Date: Wed, 30 May 2007 14:54:30 -0400
Reply-To: Richard Ristow <wrristow@mindspring.com>
Sender: "SPSSX(r) Discussion" <SPSSX-L@LISTSERV.UGA.EDU>
From: Richard Ristow <wrristow@mindspring.com>
Subject: Re: Dummy variable omitted?
In-Reply-To: <06c201c7a2d3$8f39af70$0201a8c0@LIFEBOOK>
Content-Type: text/plain; charset="us-ascii"; format=flowed
At 11:59 AM 5/30/2007, Lisa Stickney wrote:
> I have a set of dummy variables with an unequal number of
> observations in each. I was wondering if anyone knows of a general
> rule on which category to use as the omitted category. Thanks in
> advance.
It's a matter or taste, not necessity, of course; the models are
equivalent (in the sense of defining the same space of possible
predicted values) no matter what category you omit.
I tend to omit the most 'normal' category.

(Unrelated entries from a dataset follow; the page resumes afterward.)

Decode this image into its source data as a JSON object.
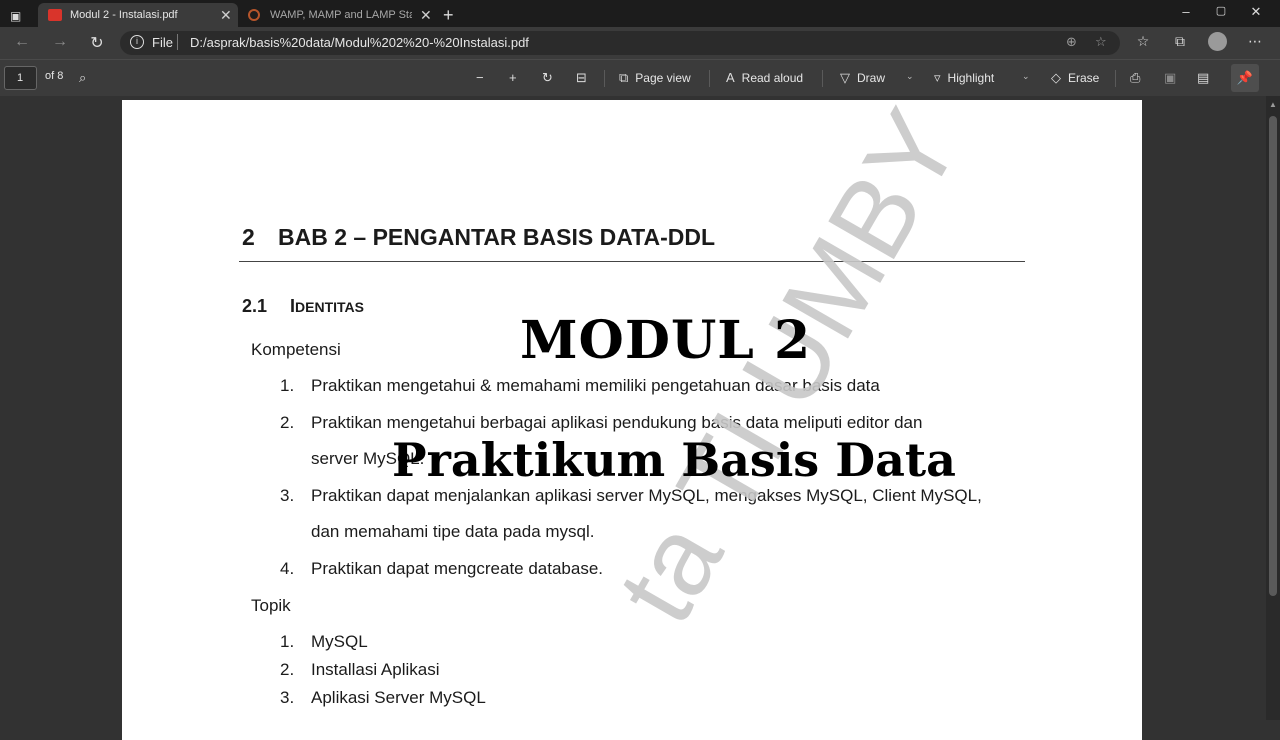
{
  "tabs": [
    {
      "title": "Modul 2 - Instalasi.pdf",
      "active": true
    },
    {
      "title": "WAMP, MAMP and LAMP Stack",
      "active": false
    }
  ],
  "address": {
    "scheme": "File",
    "path": "D:/asprak/basis%20data/Modul%202%20-%20Instalasi.pdf"
  },
  "pdf_toolbar": {
    "page_number": "1",
    "page_total": "of 8",
    "page_view": "Page view",
    "read_aloud": "Read aloud",
    "draw": "Draw",
    "highlight": "Highlight",
    "erase": "Erase"
  },
  "document": {
    "chapter_number": "2",
    "chapter_title": "BAB 2 – PENGANTAR BASIS DATA-DDL",
    "section_number": "2.1",
    "section_title_cap": "I",
    "section_title_rest": "DENTITAS",
    "competency_heading": "Kompetensi",
    "competencies": [
      {
        "n": "1.",
        "text": "Praktikan mengetahui & memahami memiliki pengetahuan dasar basis data"
      },
      {
        "n": "2.",
        "text": "Praktikan mengetahui berbagai aplikasi pendukung basis data meliputi editor dan",
        "cont": "server MySQL."
      },
      {
        "n": "3.",
        "text": "Praktikan dapat menjalankan aplikasi server MySQL, mengakses MySQL, Client MySQL,",
        "cont": "dan memahami tipe data pada mysql."
      },
      {
        "n": "4.",
        "text": "Praktikan dapat mengcreate database."
      }
    ],
    "topic_heading": "Topik",
    "topics": [
      {
        "n": "1.",
        "text": "MySQL"
      },
      {
        "n": "2.",
        "text": "Installasi Aplikasi"
      },
      {
        "n": "3.",
        "text": "Aplikasi Server MySQL"
      }
    ]
  },
  "overlay": {
    "title_line1": "MODUL 2",
    "title_line2": "Praktikum Basis Data",
    "watermark": "ta TI UMBY"
  }
}
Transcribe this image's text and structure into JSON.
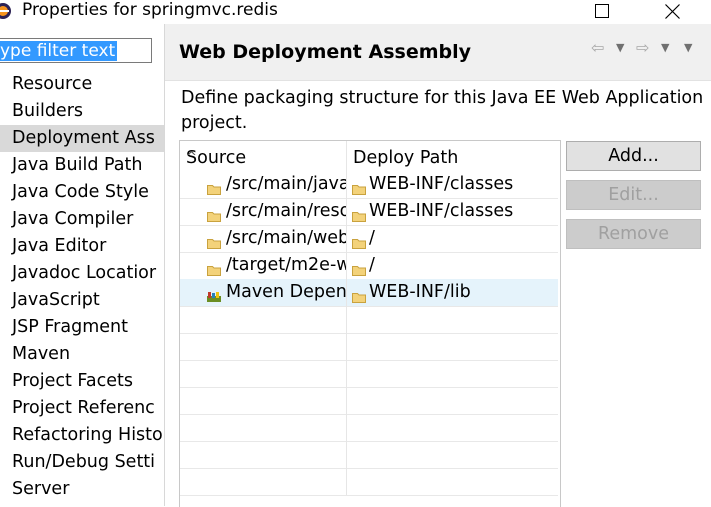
{
  "window": {
    "title": "Properties for springmvc.redis"
  },
  "filter": {
    "value": "ype filter text"
  },
  "nav_items": [
    {
      "label": "Resource",
      "has_arrow": true
    },
    {
      "label": "Builders",
      "has_arrow": false
    },
    {
      "label": "Deployment Ass",
      "has_arrow": false,
      "selected": true
    },
    {
      "label": "Java Build Path",
      "has_arrow": false
    },
    {
      "label": "Java Code Style",
      "has_arrow": true
    },
    {
      "label": "Java Compiler",
      "has_arrow": true
    },
    {
      "label": "Java Editor",
      "has_arrow": true
    },
    {
      "label": "Javadoc Locatior",
      "has_arrow": false
    },
    {
      "label": "JavaScript",
      "has_arrow": true
    },
    {
      "label": "JSP Fragment",
      "has_arrow": false
    },
    {
      "label": "Maven",
      "has_arrow": true
    },
    {
      "label": "Project Facets",
      "has_arrow": false
    },
    {
      "label": "Project Referenc",
      "has_arrow": false
    },
    {
      "label": "Refactoring Histo",
      "has_arrow": false
    },
    {
      "label": "Run/Debug Setti",
      "has_arrow": false
    },
    {
      "label": "Server",
      "has_arrow": false
    }
  ],
  "page": {
    "title": "Web Deployment Assembly",
    "description": "Define packaging structure for this Java EE Web Application project."
  },
  "table": {
    "col_source": "Source",
    "col_deploy": "Deploy Path",
    "rows": [
      {
        "source": "/src/main/java",
        "deploy": "WEB-INF/classes",
        "icon": "folder-icon"
      },
      {
        "source": "/src/main/reso",
        "deploy": "WEB-INF/classes",
        "icon": "folder-icon"
      },
      {
        "source": "/src/main/web",
        "deploy": "/",
        "icon": "folder-icon"
      },
      {
        "source": "/target/m2e-w",
        "deploy": "/",
        "icon": "folder-icon"
      },
      {
        "source": "Maven Depend",
        "deploy": "WEB-INF/lib",
        "icon": "maven-library-icon",
        "selected": true
      }
    ]
  },
  "buttons": {
    "add": "Add...",
    "edit": "Edit...",
    "remove": "Remove"
  },
  "colors": {
    "selection_blue": "#3399ff",
    "row_highlight": "#e5f3fb",
    "folder_yellow": "#e8c05a"
  }
}
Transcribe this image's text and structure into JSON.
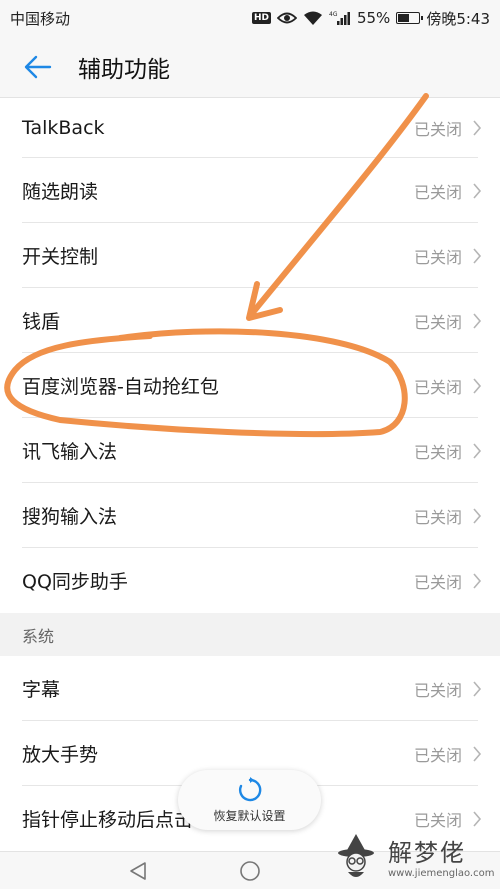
{
  "status_bar": {
    "carrier": "中国移动",
    "hd": "HD",
    "network": "4G",
    "battery_pct_text": "55%",
    "battery_level": 0.55,
    "time": "傍晚5:43"
  },
  "header": {
    "title": "辅助功能",
    "back_icon": "arrow-left-icon"
  },
  "services": [
    {
      "label": "TalkBack",
      "value": "已关闭"
    },
    {
      "label": "随选朗读",
      "value": "已关闭"
    },
    {
      "label": "开关控制",
      "value": "已关闭"
    },
    {
      "label": "钱盾",
      "value": "已关闭"
    },
    {
      "label": "百度浏览器-自动抢红包",
      "value": "已关闭"
    },
    {
      "label": "讯飞输入法",
      "value": "已关闭"
    },
    {
      "label": "搜狗输入法",
      "value": "已关闭"
    },
    {
      "label": "QQ同步助手",
      "value": "已关闭"
    }
  ],
  "system_section": {
    "header": "系统",
    "items": [
      {
        "label": "字幕",
        "value": "已关闭"
      },
      {
        "label": "放大手势",
        "value": "已关闭"
      },
      {
        "label": "指针停止移动后点击",
        "value": "已关闭"
      }
    ]
  },
  "toast": {
    "label": "恢复默认设置",
    "icon": "refresh-icon"
  },
  "nav_bar": {
    "back_icon": "triangle-back-icon",
    "home_icon": "circle-home-icon"
  },
  "watermark": {
    "title": "解梦佬",
    "url": "www.jiemenglao.com"
  },
  "colors": {
    "accent": "#1e88e5",
    "annotation": "#f0914a",
    "value_text": "#9a9a9a"
  }
}
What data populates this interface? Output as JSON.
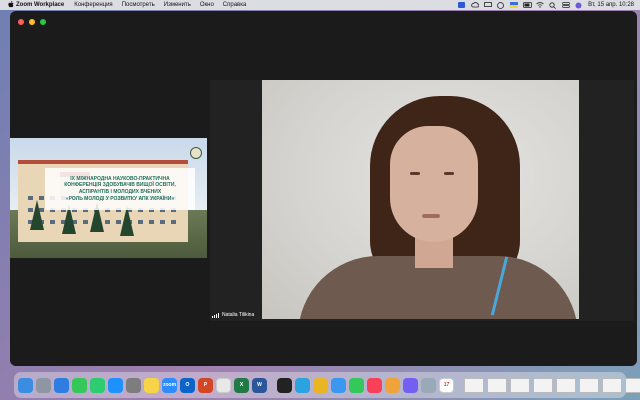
{
  "menubar": {
    "apple_icon": "apple-icon",
    "app_name": "Zoom Workplace",
    "menus": [
      "Конференция",
      "Посмотреть",
      "Изменить",
      "Окно",
      "Справка"
    ],
    "clock": "Вт, 15 апр.  10:28"
  },
  "share": {
    "slide_lines": [
      "IX МІЖНАРОДНА НАУКОВО-ПРАКТИЧНА",
      "КОНФЕРЕНЦІЯ ЗДОБУВАЧІВ ВИЩОЇ ОСВІТИ,",
      "АСПІРАНТІВ І МОЛОДИХ ВЧЕНИХ",
      "«РОЛЬ МОЛОДІ У РОЗВИТКУ АПК УКРАЇНИ»"
    ]
  },
  "video": {
    "participant_name": "Natalia Tilikina"
  },
  "dock": {
    "apps": [
      {
        "name": "Finder",
        "icon": "finder-icon",
        "color": "#3b8de2",
        "glyph": ""
      },
      {
        "name": "Launchpad",
        "icon": "launchpad-icon",
        "color": "#8f96a3",
        "glyph": ""
      },
      {
        "name": "Safari",
        "icon": "safari-icon",
        "color": "#2f7de1",
        "glyph": ""
      },
      {
        "name": "Messages",
        "icon": "messages-icon",
        "color": "#35c759",
        "glyph": ""
      },
      {
        "name": "FaceTime",
        "icon": "facetime-icon",
        "color": "#2ecc71",
        "glyph": ""
      },
      {
        "name": "App Store",
        "icon": "app-store-icon",
        "color": "#1e90ff",
        "glyph": ""
      },
      {
        "name": "System Settings",
        "icon": "settings-icon",
        "color": "#7d7d7d",
        "glyph": ""
      },
      {
        "name": "Notes",
        "icon": "notes-icon",
        "color": "#f5d547",
        "glyph": ""
      },
      {
        "name": "Zoom",
        "icon": "zoom-icon",
        "color": "#2d8cff",
        "glyph": "zoom"
      },
      {
        "name": "Outlook",
        "icon": "outlook-icon",
        "color": "#0a64c9",
        "glyph": "O"
      },
      {
        "name": "PowerPoint",
        "icon": "powerpoint-icon",
        "color": "#d24726",
        "glyph": "P"
      },
      {
        "name": "Word Online",
        "icon": "office-icon",
        "color": "#e8e8e8",
        "glyph": ""
      },
      {
        "name": "Excel",
        "icon": "excel-icon",
        "color": "#1f7a45",
        "glyph": "X"
      },
      {
        "name": "Word",
        "icon": "word-icon",
        "color": "#2b579a",
        "glyph": "W"
      },
      {
        "name": "Terminal",
        "icon": "terminal-icon",
        "color": "#222222",
        "glyph": ""
      },
      {
        "name": "Telegram",
        "icon": "telegram-icon",
        "color": "#2aa3df",
        "glyph": ""
      },
      {
        "name": "Chrome",
        "icon": "chrome-icon",
        "color": "#e9b525",
        "glyph": ""
      },
      {
        "name": "Mail",
        "icon": "mail-icon",
        "color": "#3b97f0",
        "glyph": ""
      },
      {
        "name": "Messages 2",
        "icon": "chat-icon",
        "color": "#34c759",
        "glyph": ""
      },
      {
        "name": "Music",
        "icon": "music-icon",
        "color": "#fa4059",
        "glyph": ""
      },
      {
        "name": "Photos",
        "icon": "photos-icon",
        "color": "#f1a33b",
        "glyph": ""
      },
      {
        "name": "Viber",
        "icon": "viber-icon",
        "color": "#7360f2",
        "glyph": ""
      },
      {
        "name": "Preview",
        "icon": "preview-icon",
        "color": "#9aa9b8",
        "glyph": ""
      },
      {
        "name": "Calendar",
        "icon": "calendar-icon",
        "color": "#ffffff",
        "glyph": "17"
      }
    ]
  }
}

That can be the most common category, especially if it's the most
common by a large margin: if I'm studying dogs by breed, and 75% of my
sample are golden retrievers, golden retrievers will be the omitted
category.
Or, 'normal' can be based on your judgement: If you think the golden
retriever is the prototypical dog (I've sometimes thought that), then
you drop the golden-retriever category regardless of how relatively
numerous it is.
There are other ways to make the judgement, but I'll have to post about
those later; I'm muzzy-headed today.
Good luck,
Richard